永遠にその恋人と一緒にいられるって、誰も知らないじゃん。恋をするとき。
やっぱ、永遠の恋人っていう言葉が正しいかなあ。
それを支えてくれたメンバーがいて、ヤンチャ出来て、やっぱり僕の原点だし、でももう僕の敵ではないね。
今まではあれを乗り越えようって云うのがどこかにあったけれど、今は敵ではないしって云うのはあるなあ」

今日はここまで。
今回は、布袋さんの原点、BOOWYの起点と終点について語っていましたね。
伝説になってしまい、その当時の事が、まるで他人事のようになってしまった感があったんでしょうね。
けれどようやく、他人様に預けてしまっていた思い出を自分の懐へ迎えることが出来たって云うのかなあ、こういうのを。
そういう感触って、誰の心の中にも、一つぐらいはあると思います。
人が褒めたり、尊敬してくれたりした事に限って、なんだか他人事のようになるこの気持ち。
人は結果しか見てないですからね。
逆に本人は、その過程を嫌っていうぐらい見ている。
結果なんて、後から付いてきたものですからね。
賞賛は、あくまで他人の感情。
自分の心から生まれたものじゃない。
他人の目、他人の心・・・そこには、自分の心が入り込む余地なんてない。
その人たちは、自分の"イメージ"、"幻想"を見ているのだから。
だから他人事のように感じるし、違和感を生み出すんでしょうね。
それを拒絶したくなるから、解散というベクトルへ向かうんでしょうね。

他人の評価を重視し過ぎると、自分の本当の心の入り込む余地がなくなってしまいます。
自分の人生です。
他人じゃなく、自分で自分を褒めてあげたくなる生き方を歩み続けたいです。

この続きは、また次回へ。

Posted by kanzaki at 2004年06月11日 22:52 | トラックバック (0)
コメント

私も先日‘布袋寅泰完全版‘の放送を見ました。
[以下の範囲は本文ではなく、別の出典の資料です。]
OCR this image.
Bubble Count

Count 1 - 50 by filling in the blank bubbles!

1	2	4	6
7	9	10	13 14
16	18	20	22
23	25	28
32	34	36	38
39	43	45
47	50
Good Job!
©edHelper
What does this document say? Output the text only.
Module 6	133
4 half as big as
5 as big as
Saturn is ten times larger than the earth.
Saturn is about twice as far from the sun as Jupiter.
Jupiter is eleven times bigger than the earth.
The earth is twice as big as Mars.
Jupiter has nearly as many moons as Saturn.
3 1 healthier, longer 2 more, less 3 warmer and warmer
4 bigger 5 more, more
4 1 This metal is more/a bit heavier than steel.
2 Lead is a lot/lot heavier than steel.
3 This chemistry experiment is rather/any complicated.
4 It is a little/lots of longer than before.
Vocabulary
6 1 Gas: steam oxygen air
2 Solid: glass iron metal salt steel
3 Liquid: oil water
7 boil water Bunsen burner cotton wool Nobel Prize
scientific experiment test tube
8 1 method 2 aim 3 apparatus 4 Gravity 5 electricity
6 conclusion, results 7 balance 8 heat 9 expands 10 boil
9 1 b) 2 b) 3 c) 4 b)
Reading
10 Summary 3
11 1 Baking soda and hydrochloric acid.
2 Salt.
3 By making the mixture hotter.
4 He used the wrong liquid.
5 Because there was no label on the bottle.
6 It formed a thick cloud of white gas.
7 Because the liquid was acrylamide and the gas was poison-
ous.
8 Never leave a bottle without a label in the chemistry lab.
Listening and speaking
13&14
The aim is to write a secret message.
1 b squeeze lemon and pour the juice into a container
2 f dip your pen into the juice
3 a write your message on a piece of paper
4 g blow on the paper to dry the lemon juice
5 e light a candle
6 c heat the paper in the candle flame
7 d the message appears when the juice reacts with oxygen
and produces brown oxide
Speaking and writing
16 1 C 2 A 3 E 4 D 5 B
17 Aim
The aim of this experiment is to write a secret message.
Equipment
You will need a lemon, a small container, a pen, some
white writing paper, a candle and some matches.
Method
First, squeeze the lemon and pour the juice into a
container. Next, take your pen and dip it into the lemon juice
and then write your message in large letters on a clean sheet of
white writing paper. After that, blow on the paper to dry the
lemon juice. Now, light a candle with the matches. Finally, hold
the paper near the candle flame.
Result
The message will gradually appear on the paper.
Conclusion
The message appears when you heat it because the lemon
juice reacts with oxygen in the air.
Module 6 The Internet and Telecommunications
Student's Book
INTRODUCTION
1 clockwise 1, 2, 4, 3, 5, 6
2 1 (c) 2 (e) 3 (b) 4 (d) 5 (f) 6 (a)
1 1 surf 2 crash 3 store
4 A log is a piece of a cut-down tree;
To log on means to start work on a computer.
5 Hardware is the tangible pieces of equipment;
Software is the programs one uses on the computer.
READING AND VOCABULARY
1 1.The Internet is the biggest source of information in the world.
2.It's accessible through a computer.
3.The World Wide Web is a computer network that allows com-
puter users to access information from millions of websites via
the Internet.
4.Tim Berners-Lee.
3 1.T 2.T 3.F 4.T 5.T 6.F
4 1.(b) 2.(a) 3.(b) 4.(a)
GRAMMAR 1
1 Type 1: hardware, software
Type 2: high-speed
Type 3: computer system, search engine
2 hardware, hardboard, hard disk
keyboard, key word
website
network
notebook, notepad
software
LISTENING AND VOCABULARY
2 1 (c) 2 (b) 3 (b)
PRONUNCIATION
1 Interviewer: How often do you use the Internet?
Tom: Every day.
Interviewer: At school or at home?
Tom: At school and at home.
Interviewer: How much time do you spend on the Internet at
10何年も布袋さんのバンド時代の音楽を繰り返し聴いて育ったきたので、ある意味音楽を今まで楽しんでこれたのも彼のお陰だと思います。私にとっては音楽生活での生みの親です。そういう深い思いがあるからこそ、この前の放送は非常に貴重な内容でした。
ここでコメントをしたいと思ったのも、神崎さんのジーンと心に深く刻まれるコメントに心を打たれたからです。短いのですが、非常に心強い言葉だと感じました。
他人の評価を気にしすぎると、自分の心の余地をなくし、自分を見失ってしまうっていうのは、つくづく感じる今日この頃です。他人じゃなく自分を褒めれるように生き続けていければ、それは何よりの幸せだと思います。
神崎さんの言葉、非常に感謝しています。

Posted by: ソメハ at 2004年08月29日 05:15

ソメハさん、お褒めの言葉をいただきまして、ありがとうございました。
自分の人生って何なんだろうと自問自答していた際、ちょうど布袋さん出演の番組を見て、何かしら触発されるものがあり、自分の考えを文章に出来ました。
こうやって、いろんな人の考えを聞き、それを自分に置き換えてみると、思いもよらぬ発見がありますよ。

お互い、「ああ、良かったなあ」と笑顔で振り返られるような、素敵な人生を過ごしていきましょうね。